林達夫書簡

 林達夫さんは、自分の家族のことをあまり語らないかたでありましたが、奥さんを
通じて和辻哲郎矢代幸雄さんと姻族であり、弟さんはかっての陸軍の参謀で岩波
新書から本をだしている「林三郎さん」であり、息子さんも京大で中国考古学の学者
さんでありました。ほとんど封印されたように、家族のことについては書かれることが
なかったのに、早くに亡くなった妹さんについては、例外的に取り上げられているので
ありました。これは早くに亡くなったことで墓碑銘のような意味合いだったのでしょうか。
 妹さんについて言及しているのは「三木清の思い出」という文章のなかでです。

「或る年の或る日の朝、法政大学の教授室にいると、突然学生服を着た逞しい未知の
青年が私を訪ねてきたことがある。私の妹が、呉市の警察署に拘束されているから、
それをお知らせするとともに、もしかしてあなたの方で消息がわかったら自分にも
知らせて欲しいとの事であった。私はてっきり左翼運動をやっている労働者だと思った。
名前も別に聞かなかった。・・・・
 その青年は、私の妹と夫婦関係にある、六高出の、広島の名望家の子息であった。
二人は呉工廠の中へ党細胞を作るためのオルグとして派遣され、小学校オルグとして
派遣され、小学校教員というふれこみで仕事をしている最中に、一味のものと一緒に
とらえられてしまったのだという。」

 この文章によって、林さんには職業軍人の弟さんだけでなく、若くして亡くなった
共産党活動家の妹さんがいたこともわかったのです。
 この妹さんについては、71年6月30日付 中野重治さん宛の手紙にもとりあげら
れているのでした。中野重治さんの運動仲間が残した文集を読んで、その感想を
中野重治さんに書こうとしているうちに早世した妹について書いていたということで、
次のように書いています。

「 気が付いてみると『運動』中病にたおれて、下谷のわびしいアジトで急死した
亡妹の話をセンチメンタルに書いている始末で、中断したままになっています。
安田徳太郎からの使いで、行方の知らなかった妹のその重体になっているという
下駄屋の二階の二畳の間にいったというときには、夏とはいいながら、うすいせんべい
ふとんの上で、こときれてい、1尺ー2尺の粗末な小机と、壁にはってあるハガキ形の
ローザ・ルクセンブルグの肖像以外にはなにもありませんでした。下駄屋の若主人から
すぐに遺骸をひきとってくれというので、京都からかけつけた母と相談の上、落合の
知り合いの小寺に遺骸をうつしましたが、その住持や母や兄弟を説得して、その通夜
にも一切の読経をやめてもらい、遺骸を深紅の絹にくるんでやって、そのそばで一夜を
明かし、焼き場にもっていくのが、ぼくのやれた唯一のことです。
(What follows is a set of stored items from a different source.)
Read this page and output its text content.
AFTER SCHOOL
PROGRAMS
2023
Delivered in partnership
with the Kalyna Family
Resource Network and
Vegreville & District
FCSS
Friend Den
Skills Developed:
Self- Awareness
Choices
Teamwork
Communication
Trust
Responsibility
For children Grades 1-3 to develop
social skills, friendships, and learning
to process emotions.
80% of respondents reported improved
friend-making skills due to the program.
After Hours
・・
 そのずっと前、妹が同志社女子大学に、たぶんまだ在学中、本郷座だかへ、山本
安英主演の「なにが彼女をそうさせたか』を観につれていったとき、最後の幕切れに、
安英扮するところのすみこの叫びに呼応するように、彼女が客席から飛び上がって
こちらには聞き取れぬ何事かをすみこに対して絶叫したすがたを忘れません。」

 もともと公開されることを想定していない書簡でありますから、このような文章が
かかれたものでしょう。まさか、死後に、これをおさめる書簡集が刊行されて、
ひろく読まれるなんて亡くなった林さんは、思ってもみなかったでしょう。